Musique Large, c’est le label taille S qui relie Caen à Paris. Propagateur de la scène beatmaking (ou wonky) à l’international, Musique Large vient d’accueillir Laurent Garnier en ses murs.

L’occasion de rencontrer – lors du Disquaire Day – les deux piliers du label : Fulgeance et Onelight.

VS : Si certains vivent encore dans l’erreur et ne vous connaissent pas encore : Musique Large, c’est qui, c’est quoi ?

Fulgeance : Musique Large est né en 2005 pour sortir un EP de Ghislain Poirier qui accrochait avec nos ambitions, c’est-à-dire monter une structure autour de la beat music. L’idée depuis le début, c’est de faire nos disques nous-même avec un graphisme singulier, géré par Rekick (cofondateur du label, NdlA) et produire de beaux objets – même si ça devient difficile de faire des vinyles – et puis casser le paysage trop électronique de l’époque, qui était trop french touch, qu’on a adoré et soutenu, mais défendre une esthétique moins binaire.

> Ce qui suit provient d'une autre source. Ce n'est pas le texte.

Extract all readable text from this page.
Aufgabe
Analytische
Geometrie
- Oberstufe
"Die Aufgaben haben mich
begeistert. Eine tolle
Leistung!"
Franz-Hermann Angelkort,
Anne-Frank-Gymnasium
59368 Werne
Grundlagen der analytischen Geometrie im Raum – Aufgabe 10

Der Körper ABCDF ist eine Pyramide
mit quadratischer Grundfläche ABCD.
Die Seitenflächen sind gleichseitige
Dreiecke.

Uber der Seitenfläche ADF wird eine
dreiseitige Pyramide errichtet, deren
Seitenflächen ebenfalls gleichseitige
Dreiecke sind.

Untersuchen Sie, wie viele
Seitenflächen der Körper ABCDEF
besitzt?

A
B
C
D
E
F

Onelight : Oui, l’idée de défendre une musique club plus lente, sur des BPM moins courants, ne pas rester sur du 130.

Fulgeance : Et puis valoriser des artistes en live, c’est indispensable. On tient absolument à développer l’artiste et ne pas rester sur une simple signature de maxi.

 

Tu disais à l’instant que tu voulais casser le paysage de l’époque avec votre esthétique. C’est quoi cette esthétique, elle vient d’où ?

Fulgeance : Elle venait essentiellement d’un paysage électronique, on va parler de Warp, de Ninja Tune etc… Mais aussi en allant jouer à l’étranger, de me rendre compte qu’il existait un autre son, ce hip hop hybride qui pioche autant dans la dance music – dans le bon sens du terme – que dans le groove, on est tous des fans de funk à l’origine, de musique black. C’est un peu cette scène electro-hip-hop que certains appelaient wonky. Moi j’aimais bien cette période, j’ai même appelé mon son low club à un moment histoire de bien mettre en valeur sa singularité. Ça ne veut pas dire que tout le son du label est ” low club ” mais ça créé des points d’ancrage.

 

Ça a été une vraie scène le wonky ? Ou c’était juste une facétie journalistique ?

Onelight : oui ça a été une vraie scène. Tu prends des mecs comme Hudson Mohawke, ils viennent vraiment de là, ils se constituaient en groupe autour de ce son.

Fulgeance : mais c’est un terme qui est venu qualifier un genre après qu’il ait existé en fait. Les médias ont créé ça pour situer de quoi on parlait. Comme moi avec le ” low club ” ou Hudson Mohawke avec l’émotronix. C’était un style sur Myspace que tu mettais sous ton petit avatar en GIF animé (rires). Mais ça existait bien avant. Dans le fond, c’est l’évolution des beatmakers qui produisaient pour des rappeurs et qui se sont rendus compte qu’il pouvait élaborer une musique qui vit par elle-même. C’était des mecs comme Dabrye, Prefuse73.

 

Donc la création de Musique Large ça vient du constat de l’absence de cette esthétique ?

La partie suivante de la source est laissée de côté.